Original price was: 5,600 د.إ.Current price is: 4,400 د.إ.

-21%

The PRX Gene CMT4F Genetic Test is a specialized diagnostic procedure offered by DNA Labs UAE, designed to identify mutations in the PRX gene, which are known to cause Charcot-Marie-Tooth disease type 4F (CMT4F). Charcot-Marie-Tooth disease is a group of inherited disorders that affect the peripheral nerves, leading to muscle weakness and sensory problems, primarily in the arms and legs. CMT4F is a rare subtype characterized by severe nerve damage and onset in childhood or adolescence.

This genetic test involves analyzing the patient’s DNA to search for specific alterations in the PRX gene that are indicative of CMT4F. Early detection through this test can be crucial for the management and treatment of the condition, allowing healthcare providers to tailor interventions that can help manage symptoms, improve quality of life, and provide genetic counseling for affected families.

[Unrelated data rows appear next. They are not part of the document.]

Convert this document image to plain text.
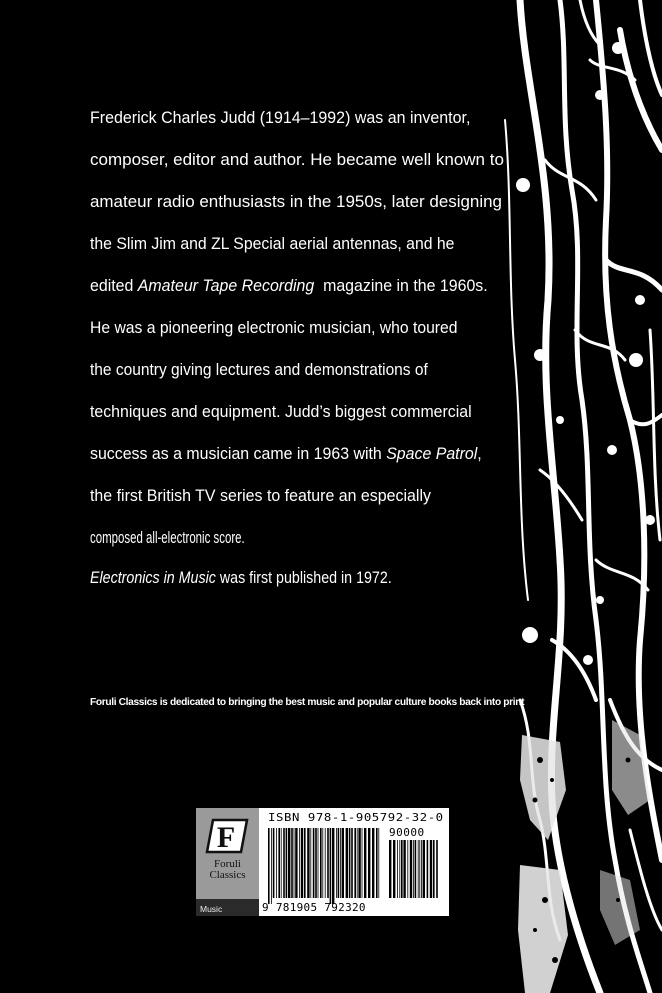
Frederick Charles Judd (1914–1992) was an inventor,
composer, editor and author. He became well known to
amateur radio enthusiasts in the 1950s, later designing
the Slim Jim and ZL Special aerial antennas, and he
edited Amateur Tape Recording  magazine in the 1960s.
He was a pioneering electronic musician, who toured
the country giving lectures and demonstrations of
techniques and equipment. Judd’s biggest commercial
success as a musician came in 1963 with Space Patrol,
the first British TV series to feature an especially
composed all-electronic score.
Electronics in Music was first published in 1972.
Foruli Classics is dedicated to bringing the best music and popular culture books back into print
F
Foruli
Classics
Music
ISBN 978-1-905792-32-0
90000
9 781905 792320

The cost of the PRX Gene CMT4F Genetic Test at DNA Labs UAE is 4400 AED. The test is conducted in a state-of-the-art laboratory setting by professionals who specialize in genetic diagnostics. The process involves collecting a DNA sample, typically through a blood draw or cheek swab, which is then analyzed using advanced genetic sequencing technologies to identify any mutations in the PRX gene.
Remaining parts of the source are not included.